In late August, 1979 a group of about fifty of us from the Lamont-Doherty Geological Observatory* of Columbia University took a nine-day rafting trip down the Colorado River, from Lee's Ferry, just below the Glen Canyon Dam, through the Grand Canyon, to Pierce Ferry on the eastern end of Lake Mead.

I have no journal from this trip. These notes are from April, 2010, when I scanned my slides from the trip, taken 31 years before.

Dallas, Mike Steckler and I, all then graduate students at Columbia, drove out in Dallas' and my little Mazda 323 sedan. The drive took 5 days; we stayed with relatives in Edwardsville IL and Denver CO on the way.

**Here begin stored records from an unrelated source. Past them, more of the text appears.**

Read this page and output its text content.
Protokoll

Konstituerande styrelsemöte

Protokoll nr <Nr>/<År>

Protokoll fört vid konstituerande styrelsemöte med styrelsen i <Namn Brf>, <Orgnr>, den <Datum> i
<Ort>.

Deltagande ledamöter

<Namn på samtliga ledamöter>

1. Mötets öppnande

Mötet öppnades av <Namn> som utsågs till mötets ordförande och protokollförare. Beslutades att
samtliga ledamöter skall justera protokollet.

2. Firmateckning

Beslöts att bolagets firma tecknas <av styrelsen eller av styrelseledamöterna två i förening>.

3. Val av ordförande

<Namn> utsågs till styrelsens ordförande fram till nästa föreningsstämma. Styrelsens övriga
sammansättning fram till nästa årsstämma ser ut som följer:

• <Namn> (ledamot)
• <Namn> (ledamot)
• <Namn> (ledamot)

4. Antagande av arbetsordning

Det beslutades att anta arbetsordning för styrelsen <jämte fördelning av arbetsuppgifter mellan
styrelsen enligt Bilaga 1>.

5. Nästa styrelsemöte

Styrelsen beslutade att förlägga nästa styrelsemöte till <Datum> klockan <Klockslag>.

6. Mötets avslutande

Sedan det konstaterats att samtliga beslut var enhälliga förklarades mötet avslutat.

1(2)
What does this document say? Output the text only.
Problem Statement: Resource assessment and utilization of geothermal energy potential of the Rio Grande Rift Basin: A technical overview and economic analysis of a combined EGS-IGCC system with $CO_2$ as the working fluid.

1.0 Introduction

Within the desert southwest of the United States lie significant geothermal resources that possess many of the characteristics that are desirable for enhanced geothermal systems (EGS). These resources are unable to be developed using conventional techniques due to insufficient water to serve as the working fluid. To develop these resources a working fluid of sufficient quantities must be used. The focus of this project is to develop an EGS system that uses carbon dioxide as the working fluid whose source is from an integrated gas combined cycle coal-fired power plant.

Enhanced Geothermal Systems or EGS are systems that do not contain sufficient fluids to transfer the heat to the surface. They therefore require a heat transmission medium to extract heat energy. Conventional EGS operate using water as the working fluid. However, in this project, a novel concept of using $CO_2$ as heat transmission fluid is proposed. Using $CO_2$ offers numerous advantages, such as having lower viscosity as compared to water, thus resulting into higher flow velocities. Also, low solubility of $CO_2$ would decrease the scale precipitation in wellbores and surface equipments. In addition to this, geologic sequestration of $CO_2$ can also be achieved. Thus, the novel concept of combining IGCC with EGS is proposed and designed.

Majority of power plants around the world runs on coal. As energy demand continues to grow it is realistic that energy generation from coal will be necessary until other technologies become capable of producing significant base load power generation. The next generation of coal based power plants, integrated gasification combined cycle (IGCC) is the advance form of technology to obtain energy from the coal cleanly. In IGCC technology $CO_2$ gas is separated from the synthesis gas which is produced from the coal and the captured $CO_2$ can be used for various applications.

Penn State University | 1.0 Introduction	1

The trip was led by an outfitter named Cross Tours, whose proprietor was "mad most of the tine, but Cross all the time". Our group used three of his big rafts, each opearted by a guide. Each raft could hold up to twenty people, plus plenty of gear. The rafts were powered with a small outboard engine, so we did no paddling on the trip. In stretched of flat water, we just relaxed and watched the scenery. In the rapids, we held on for dear life. The water temperature, especially near the start, where it came out of Lake Powell, was very cold, in the mid-forties, Fahrenheit. Yet the air was often very hot, well above 100 Fahrenheit at times, especially during sunny afternoons. We were alternately frozen with cold spray and roasted.

We had one close call during the trip, when one of the rafts became hung up on a large rock, mid-river. The force of the river was so strong that prying it off was very difficult for the guides, and took several hours of effort. We hauled the raft over to a beach and the guides spent several additional hours sewing and glueing a large rubber patch onto the torn side of the raft, and reinflating it.

Among the more memorable sights along the Grand Canyon were: Vasey's Paradise, an oasis around a spring that roars out of the rock face of the canyon wall; Redwall Cavern, a very large alcove scoured by the river into the sandstone of the canyon wall; Lava Falls, one of the larger rapids formed where an ancient lava flow from a volcano at the crater's rim flow down into it and dammed the river; and Havasu Canyon, with its many waterfalls, some of which are from beautiful pools impounded by travertine terraces.

*Subsequently renamed the Lamont-Doherty Earth Observatory.